I am going on Saturday the 15th. I don't know about anyone else. I will be sure to wear a tag that says "KP". Hope to see everyone there! 12:30 sounds like a good time.


----------



## Pleclerrc (Apr 17, 2011)

Perhaps someone can put up a table & sign for KP Knitting Forum sign-ins so we can actually meet up with others on this great forum. Patricia


----------



## Barbara Ann (Mar 18, 2011)

only 2 weeks away!


----------



## AuntJMae (Feb 25, 2011)

Hi all....OMG, how much do I want to go. I've heard about it for years but never knew anyone else who went. I'm going to try to make it, but my old body may have other plans to which I am not, at present, privy. All the rain and temp changes have played havoc with my rhumatiz.
I'll try to get there by noon so I can hook up with you all....how much fun will that be? Who's taking the camera?????


----------



## AuntJMae (Feb 25, 2011)

One more thing and then I have to go to bed....others have told me about the miles long traffic mess and the parking lot mess. There's a bus from the Poughkeepsie Train Station every half hour (I think) and, if I am able to go, I think I'll take advantage of that service. The last thing I want is to have to sit with my foot on the clutch for miles....my knees will never stand for that!


----------



## AuntJMae (Feb 25, 2011)

OOpps,,my bad: the buses are on a schedule to pick up and deliver passengers from City trains...check the Fair website about 2/3 down the page. Click on Bus 1 and Bus 2.
NOW I'm going to bed.
Hope to meet you all at the fair.
Judy


----------



## Barbara Ann (Mar 18, 2011)

hope to see you there Judy. I'm taking the bus trip Webs put together from MA. I hope to see everyone! Yes, I'm bringing my camera!


----------



## Barbara Ann (Mar 18, 2011)

only one more week!! Yahoo!


----------



## tamarque (Jan 21, 2011)

there are 3 threads that i found on this in KP and am sending this out to all:

let's meet saturday 9:45 a.m. at the front gate. easiest place to meet i think.

we can make cardboard buttons to wear for id'ing each other.

what say you all.


----------



## AuntJMae (Feb 25, 2011)

Wish I could make it but I don't dare.

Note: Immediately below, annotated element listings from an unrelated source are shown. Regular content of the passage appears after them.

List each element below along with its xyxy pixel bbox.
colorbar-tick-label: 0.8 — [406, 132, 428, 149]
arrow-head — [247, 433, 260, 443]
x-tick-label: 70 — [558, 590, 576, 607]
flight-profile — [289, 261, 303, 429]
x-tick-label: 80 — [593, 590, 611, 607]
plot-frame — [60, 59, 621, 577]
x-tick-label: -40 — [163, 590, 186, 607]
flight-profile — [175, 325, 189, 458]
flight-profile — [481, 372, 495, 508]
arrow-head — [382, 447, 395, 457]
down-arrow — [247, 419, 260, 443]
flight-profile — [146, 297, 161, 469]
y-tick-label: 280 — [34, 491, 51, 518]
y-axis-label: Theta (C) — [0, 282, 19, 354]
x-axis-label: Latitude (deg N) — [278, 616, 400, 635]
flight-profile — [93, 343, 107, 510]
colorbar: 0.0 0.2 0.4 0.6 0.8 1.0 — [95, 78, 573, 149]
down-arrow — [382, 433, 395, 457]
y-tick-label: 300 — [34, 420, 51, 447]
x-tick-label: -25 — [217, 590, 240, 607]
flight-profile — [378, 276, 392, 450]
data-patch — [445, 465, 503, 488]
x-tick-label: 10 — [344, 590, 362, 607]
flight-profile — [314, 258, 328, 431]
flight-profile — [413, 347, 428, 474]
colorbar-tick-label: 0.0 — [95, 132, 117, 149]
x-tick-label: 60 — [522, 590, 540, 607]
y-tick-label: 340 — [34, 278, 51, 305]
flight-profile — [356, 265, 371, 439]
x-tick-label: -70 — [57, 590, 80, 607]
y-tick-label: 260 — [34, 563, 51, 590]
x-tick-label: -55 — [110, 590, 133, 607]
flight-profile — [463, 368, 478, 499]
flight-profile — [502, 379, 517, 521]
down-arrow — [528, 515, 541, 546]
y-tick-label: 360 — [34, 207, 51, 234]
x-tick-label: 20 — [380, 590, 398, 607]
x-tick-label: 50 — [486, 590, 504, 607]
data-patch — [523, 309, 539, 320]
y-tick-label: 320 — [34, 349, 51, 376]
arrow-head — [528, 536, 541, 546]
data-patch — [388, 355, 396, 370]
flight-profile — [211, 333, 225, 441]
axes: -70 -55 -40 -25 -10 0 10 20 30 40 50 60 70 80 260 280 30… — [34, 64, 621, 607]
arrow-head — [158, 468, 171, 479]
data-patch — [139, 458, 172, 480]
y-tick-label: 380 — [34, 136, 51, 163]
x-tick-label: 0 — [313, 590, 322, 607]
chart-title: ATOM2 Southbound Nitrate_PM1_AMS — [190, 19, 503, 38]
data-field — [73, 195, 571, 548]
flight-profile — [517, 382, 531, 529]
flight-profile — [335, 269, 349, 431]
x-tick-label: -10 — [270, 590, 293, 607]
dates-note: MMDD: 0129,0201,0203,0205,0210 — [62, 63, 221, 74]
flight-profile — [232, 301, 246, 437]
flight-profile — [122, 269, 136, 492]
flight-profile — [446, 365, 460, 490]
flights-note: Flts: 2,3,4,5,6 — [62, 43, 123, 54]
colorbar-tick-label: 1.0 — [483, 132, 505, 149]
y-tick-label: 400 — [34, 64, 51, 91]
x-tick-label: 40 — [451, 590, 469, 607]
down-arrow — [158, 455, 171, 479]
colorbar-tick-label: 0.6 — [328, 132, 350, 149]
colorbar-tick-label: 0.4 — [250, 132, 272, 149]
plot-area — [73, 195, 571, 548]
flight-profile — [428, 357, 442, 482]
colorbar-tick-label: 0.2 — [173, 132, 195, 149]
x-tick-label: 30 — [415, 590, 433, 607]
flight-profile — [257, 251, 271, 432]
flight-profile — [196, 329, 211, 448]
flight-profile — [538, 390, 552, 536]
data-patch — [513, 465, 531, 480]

One of my good friends from upstate is going, as she always does, and is upset that I won't be meeting her. I can't chance there not being a scooter for me when I get there and I can't walk that much without collapsing in pain for the three days after. 
Have a great time all. Wish we could finally meet.
Tamarque: there's a new group planning to meet at Panera in Fishkill on Thursday eves at 6. Would that be a good time for you or does it mess with dinner and family?


----------



## tamarque (Jan 21, 2011)

I understand AuntJMae. Rhinebeck is huge and hilly. I have walking issues, too. Last year I lasted under 3 hours. I went with people who had short time so it worked for me.

I keep saying people need to get there before it opens or they will sit in traffic for eons. It is why I don't like going alone. This year I have a handicap tag so parking should be easier for me. I think you would have to call the organizers to see if they had scooters. The problem is that once you were in a building you would have to walk and you probably know those buildings are very large.

Thanks for telling me about the Fishkill group. I think it is too far for me to drive at night in the winter months. My night vision is not good. But if the group takes off, maybe in the Spring when we have longer days again, it will work for me. Hope it does for you.


----------